Metz Atlas Vending

Metz – Atlas Vending

Quatrième album pour Metz.

Ce quatrième album du groupe noise-rock sur le label Sub Pop nous surprend, car nous les avions rangés au rayon des groupes pas indispensables. Or leur livraison 2020 nous met une claque. C’est toujours très bruyant, mais hyper intéressant. Comment font-ils pour obtenir un tel résultat en jouant la carte du chaos musical ? D’abord, ce disque n’est ni joli ni agréable. Et pourtant ce n’est pas non plus quelque chose d’expérimental barré ou un truc ce qui se voudrait avant-gardiste. Non, c’est à part et peu orthodoxe.

L’idée d’une musique bruitiste expérimentale, et utilisant des guitares furieuses, on connaît, demandez à Glen Branca ou Sonic Youth. Peut-on qualifier la musique de Metz de punk-rock ? Disons plutôt qu’elle s’en inspire dans l’esprit, la radicalité. Le groupe a été formé en 2008 au sein de la scène punk d’Ottawa au Canada avant de signer en 2012 sur le prestigieux label Sub Pop pour lequel ils réalisent leur premier album. Ils seront fidèles à ce label jusqu’à aujourd’hui. Et ce nouvel album est emblématique de la maîtrise de leur style.

Metz donne une forme à du dissonant, du bruyant, à partir d’une guitare électrique et d’une batterie qui a la part belle dans leurs morceaux. Les guitares semblent incompréhensibles et pourtant on prend du plaisir à écouter cet album. Les morceaux sont concis, le disque n’est pas facile, il est pourtant passionnant d’un bout à l’autre.

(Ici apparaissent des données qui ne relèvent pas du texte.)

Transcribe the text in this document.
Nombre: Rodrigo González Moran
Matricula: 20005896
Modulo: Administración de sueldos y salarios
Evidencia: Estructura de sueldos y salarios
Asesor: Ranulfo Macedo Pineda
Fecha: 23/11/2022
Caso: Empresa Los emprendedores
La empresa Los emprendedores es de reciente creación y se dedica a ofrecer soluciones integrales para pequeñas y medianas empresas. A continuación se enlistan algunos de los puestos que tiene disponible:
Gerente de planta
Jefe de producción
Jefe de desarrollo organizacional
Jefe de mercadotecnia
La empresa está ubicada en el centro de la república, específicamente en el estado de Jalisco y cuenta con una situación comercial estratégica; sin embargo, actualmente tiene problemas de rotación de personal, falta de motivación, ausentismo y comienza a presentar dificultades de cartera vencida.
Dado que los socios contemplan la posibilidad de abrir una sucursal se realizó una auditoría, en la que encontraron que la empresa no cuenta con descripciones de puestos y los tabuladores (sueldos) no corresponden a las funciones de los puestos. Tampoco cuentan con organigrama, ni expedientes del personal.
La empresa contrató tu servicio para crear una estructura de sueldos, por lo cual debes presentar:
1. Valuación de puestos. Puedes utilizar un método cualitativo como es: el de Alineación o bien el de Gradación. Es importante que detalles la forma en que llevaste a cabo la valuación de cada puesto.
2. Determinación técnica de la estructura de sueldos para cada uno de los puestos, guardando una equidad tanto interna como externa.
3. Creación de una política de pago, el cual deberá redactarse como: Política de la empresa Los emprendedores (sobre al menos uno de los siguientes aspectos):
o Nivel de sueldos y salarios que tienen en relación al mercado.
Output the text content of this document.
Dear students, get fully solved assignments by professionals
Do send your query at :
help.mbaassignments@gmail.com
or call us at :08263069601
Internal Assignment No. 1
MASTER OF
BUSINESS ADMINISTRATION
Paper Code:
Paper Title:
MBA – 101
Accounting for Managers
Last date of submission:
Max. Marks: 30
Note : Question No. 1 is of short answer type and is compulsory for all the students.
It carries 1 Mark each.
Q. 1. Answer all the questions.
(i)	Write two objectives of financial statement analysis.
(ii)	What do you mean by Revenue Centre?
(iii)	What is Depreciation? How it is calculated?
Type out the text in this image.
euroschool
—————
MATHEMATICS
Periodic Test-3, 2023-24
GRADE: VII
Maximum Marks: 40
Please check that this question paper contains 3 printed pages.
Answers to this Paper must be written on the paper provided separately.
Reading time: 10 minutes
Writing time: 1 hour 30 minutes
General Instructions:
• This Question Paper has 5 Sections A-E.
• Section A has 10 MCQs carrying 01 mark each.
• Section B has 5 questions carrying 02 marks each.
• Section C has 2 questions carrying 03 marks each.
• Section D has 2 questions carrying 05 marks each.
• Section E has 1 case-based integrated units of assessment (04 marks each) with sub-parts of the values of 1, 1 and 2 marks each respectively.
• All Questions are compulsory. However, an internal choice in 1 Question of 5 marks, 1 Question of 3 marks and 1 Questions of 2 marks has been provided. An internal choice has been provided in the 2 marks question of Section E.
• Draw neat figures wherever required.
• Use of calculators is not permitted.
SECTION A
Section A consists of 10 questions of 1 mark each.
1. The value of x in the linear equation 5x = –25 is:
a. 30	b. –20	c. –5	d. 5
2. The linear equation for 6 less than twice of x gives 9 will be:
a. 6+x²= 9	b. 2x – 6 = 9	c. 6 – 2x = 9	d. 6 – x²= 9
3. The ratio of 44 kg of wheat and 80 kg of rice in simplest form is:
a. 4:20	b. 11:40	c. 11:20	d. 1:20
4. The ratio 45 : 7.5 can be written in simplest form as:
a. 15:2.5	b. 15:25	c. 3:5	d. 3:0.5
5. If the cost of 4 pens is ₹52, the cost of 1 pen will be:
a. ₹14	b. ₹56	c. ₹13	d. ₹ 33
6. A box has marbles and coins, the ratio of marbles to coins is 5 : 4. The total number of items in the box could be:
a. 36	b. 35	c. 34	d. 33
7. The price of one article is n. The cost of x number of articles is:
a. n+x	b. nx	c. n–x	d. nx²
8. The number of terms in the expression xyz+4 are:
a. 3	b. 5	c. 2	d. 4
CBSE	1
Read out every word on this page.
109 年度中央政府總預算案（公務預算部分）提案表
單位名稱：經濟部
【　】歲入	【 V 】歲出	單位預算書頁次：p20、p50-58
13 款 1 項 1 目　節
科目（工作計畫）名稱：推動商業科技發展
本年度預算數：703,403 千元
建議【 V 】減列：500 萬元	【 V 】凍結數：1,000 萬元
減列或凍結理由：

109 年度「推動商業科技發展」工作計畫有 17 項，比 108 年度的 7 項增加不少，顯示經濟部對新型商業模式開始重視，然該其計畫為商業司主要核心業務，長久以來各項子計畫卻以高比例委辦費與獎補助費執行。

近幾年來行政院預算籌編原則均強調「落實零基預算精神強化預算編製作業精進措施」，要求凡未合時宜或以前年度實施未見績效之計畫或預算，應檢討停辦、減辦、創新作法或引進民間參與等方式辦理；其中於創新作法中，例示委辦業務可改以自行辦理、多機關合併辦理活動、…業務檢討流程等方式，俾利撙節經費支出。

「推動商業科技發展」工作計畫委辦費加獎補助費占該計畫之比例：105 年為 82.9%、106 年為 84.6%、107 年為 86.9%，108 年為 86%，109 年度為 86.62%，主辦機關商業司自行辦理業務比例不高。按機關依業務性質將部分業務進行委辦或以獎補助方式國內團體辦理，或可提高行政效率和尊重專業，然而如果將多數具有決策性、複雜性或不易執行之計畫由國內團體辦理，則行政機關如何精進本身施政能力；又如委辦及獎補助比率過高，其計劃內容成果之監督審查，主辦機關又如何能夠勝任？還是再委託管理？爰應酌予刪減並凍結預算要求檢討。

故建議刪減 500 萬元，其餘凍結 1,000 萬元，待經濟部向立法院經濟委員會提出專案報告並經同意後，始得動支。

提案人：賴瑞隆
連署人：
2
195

Il commence par un titre sombre, Pulse, qui répète la même guitare pendant que le chanteur déclame son texte. C’est au deuxième morceau, Blind Youth Industrial Park, qu’on entre dans le vif du sujet, et l’on n’est pas déçus. A 100 à l’heure, on enchaîne The Miror, No Ceilling et Hail Taxi, où le guitariste chanteur Alex Edkins donne de lui-même avec une énergie remarquable. Draw Us In, tranche sur les précédents par sa batterie cassée et sa partie de guitare. Mais ça repart juste après ce titre, jusqu’au dernier, A Boat To Drown In, qui est leur single, et qui repose sur une batterie plus conventionnelle, rapide, pendant que la guitare répète inlassablement la même figure.

Nous n’avons pas peur de le dire, cet album est une réussite artistique. En 2020, le rock radical à guitares se porte bien, en voici encore un exemple.